Des indices en progression

Les indicateurs récents reflètent généralement un renforcement de l’activité. L’indice IFO du climat des affaires en Allemagne affiche un rebond marqué de 79,7 en mai à 86,2 en juin à la faveur d’un regain d’optimisme. A l’échelle de la zone euro, le PMI consacré aux services a repris 17 points en juin (47,3 après 30,5), tandis que le PMI dévolu au secteur manufacturier a progressé de 39 à 46,9. L’indice du «sentiment économique» de la Commission européenne a enregistré en juin sa plus forte hausse en gagnant 8,2 points pour s’établir à 75,7. Ces chiffres sont compatibles avec un fort rebond de la croissance au troisième trimestre, pour autant que la situation sanitaire le permette, ce qui n’est pas certain au regard des développements récents. Hors zone euro, on retrouve le même schéma: des indicateurs conjoncturels bien orientés sont éclipsés par les craintes de résurgence de la pandémie. 
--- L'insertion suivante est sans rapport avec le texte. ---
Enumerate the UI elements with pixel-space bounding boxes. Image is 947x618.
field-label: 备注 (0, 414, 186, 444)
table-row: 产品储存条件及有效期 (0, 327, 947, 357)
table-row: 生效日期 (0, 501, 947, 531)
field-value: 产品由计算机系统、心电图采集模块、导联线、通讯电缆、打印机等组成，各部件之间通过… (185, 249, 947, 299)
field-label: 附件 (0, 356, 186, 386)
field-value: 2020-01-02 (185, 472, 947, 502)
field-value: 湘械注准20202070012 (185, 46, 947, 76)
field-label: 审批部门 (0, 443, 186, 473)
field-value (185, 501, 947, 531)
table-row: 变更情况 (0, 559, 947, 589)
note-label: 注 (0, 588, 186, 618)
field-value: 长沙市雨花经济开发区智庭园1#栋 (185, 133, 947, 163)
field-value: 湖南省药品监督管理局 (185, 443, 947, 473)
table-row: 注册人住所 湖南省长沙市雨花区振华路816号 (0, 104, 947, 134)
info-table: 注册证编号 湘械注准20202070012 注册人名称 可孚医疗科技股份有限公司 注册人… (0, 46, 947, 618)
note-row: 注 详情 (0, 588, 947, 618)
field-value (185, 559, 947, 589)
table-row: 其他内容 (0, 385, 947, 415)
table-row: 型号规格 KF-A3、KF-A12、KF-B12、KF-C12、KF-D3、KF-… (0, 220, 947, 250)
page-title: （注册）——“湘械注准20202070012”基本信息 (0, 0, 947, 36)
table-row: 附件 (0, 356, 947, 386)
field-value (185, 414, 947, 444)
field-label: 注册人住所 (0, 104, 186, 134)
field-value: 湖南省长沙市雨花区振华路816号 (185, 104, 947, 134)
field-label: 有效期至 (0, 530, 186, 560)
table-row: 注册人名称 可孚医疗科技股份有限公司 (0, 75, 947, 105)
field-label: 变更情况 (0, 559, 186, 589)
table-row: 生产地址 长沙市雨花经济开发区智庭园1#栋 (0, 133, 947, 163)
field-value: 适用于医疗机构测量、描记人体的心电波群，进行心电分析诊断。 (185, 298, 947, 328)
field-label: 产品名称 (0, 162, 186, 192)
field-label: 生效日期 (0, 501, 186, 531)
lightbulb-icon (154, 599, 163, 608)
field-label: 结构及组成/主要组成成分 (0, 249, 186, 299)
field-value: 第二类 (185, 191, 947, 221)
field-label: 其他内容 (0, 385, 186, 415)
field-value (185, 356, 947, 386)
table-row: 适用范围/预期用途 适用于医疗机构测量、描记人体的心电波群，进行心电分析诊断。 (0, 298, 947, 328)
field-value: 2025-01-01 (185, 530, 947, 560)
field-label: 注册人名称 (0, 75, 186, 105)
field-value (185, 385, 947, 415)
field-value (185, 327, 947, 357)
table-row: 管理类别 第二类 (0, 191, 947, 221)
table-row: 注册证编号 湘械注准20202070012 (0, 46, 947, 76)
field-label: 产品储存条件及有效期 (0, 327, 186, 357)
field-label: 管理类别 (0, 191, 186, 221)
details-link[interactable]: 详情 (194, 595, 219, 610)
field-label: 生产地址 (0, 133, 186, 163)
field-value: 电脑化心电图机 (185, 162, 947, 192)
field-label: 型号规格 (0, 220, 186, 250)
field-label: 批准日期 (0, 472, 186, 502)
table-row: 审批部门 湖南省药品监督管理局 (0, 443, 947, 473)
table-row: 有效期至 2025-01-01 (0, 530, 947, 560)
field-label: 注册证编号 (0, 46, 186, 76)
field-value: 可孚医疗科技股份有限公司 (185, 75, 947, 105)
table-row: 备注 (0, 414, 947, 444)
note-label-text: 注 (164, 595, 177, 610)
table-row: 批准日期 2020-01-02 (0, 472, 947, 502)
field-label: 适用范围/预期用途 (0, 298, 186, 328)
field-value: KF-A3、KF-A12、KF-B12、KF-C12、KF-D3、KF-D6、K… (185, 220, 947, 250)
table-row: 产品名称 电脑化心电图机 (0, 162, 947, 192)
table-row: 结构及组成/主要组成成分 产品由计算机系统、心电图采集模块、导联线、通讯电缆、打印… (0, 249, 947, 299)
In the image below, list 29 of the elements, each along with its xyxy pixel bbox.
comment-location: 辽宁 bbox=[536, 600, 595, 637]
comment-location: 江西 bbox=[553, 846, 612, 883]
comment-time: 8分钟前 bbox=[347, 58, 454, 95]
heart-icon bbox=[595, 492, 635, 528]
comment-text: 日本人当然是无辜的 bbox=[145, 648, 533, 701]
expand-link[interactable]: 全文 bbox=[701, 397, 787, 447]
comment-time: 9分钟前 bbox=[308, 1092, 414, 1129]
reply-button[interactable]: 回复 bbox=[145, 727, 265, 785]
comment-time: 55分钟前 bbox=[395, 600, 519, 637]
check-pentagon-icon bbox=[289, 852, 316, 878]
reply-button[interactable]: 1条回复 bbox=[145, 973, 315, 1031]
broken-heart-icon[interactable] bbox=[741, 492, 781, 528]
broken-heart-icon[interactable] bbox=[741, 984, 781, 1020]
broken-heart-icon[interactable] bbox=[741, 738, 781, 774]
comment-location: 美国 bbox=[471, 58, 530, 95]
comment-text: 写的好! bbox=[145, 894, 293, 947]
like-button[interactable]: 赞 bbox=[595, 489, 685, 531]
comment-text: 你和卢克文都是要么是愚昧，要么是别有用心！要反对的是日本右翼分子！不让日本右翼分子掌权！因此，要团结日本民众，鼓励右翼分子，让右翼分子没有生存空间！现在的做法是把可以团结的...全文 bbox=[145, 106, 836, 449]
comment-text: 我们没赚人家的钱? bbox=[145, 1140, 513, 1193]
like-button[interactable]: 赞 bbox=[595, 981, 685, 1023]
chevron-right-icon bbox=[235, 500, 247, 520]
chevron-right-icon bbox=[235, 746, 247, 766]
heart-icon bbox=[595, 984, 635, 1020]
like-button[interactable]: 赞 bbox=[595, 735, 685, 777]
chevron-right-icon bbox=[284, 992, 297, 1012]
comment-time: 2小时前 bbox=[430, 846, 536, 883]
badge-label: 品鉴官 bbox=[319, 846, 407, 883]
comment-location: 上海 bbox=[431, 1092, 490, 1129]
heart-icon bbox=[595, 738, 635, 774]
En phase avec les actions, les primes de risque de crédit associées aux obligations d’entreprises ont légèrement augmenté au cours de la semaine écoulée. Le «spread» moyen s’établit à 1,6% pour la catégorie «Investment Grade» et à 6,4% pour les emprunts plus spéculatifs de catégorie «High Yield» (G-spread). Sur le marché primaire, l’activité est très soutenue et l’accès aux capitaux semble aisé grâce à l’activisme des banques centrales.

* Banque Profil de Gestion à Genève.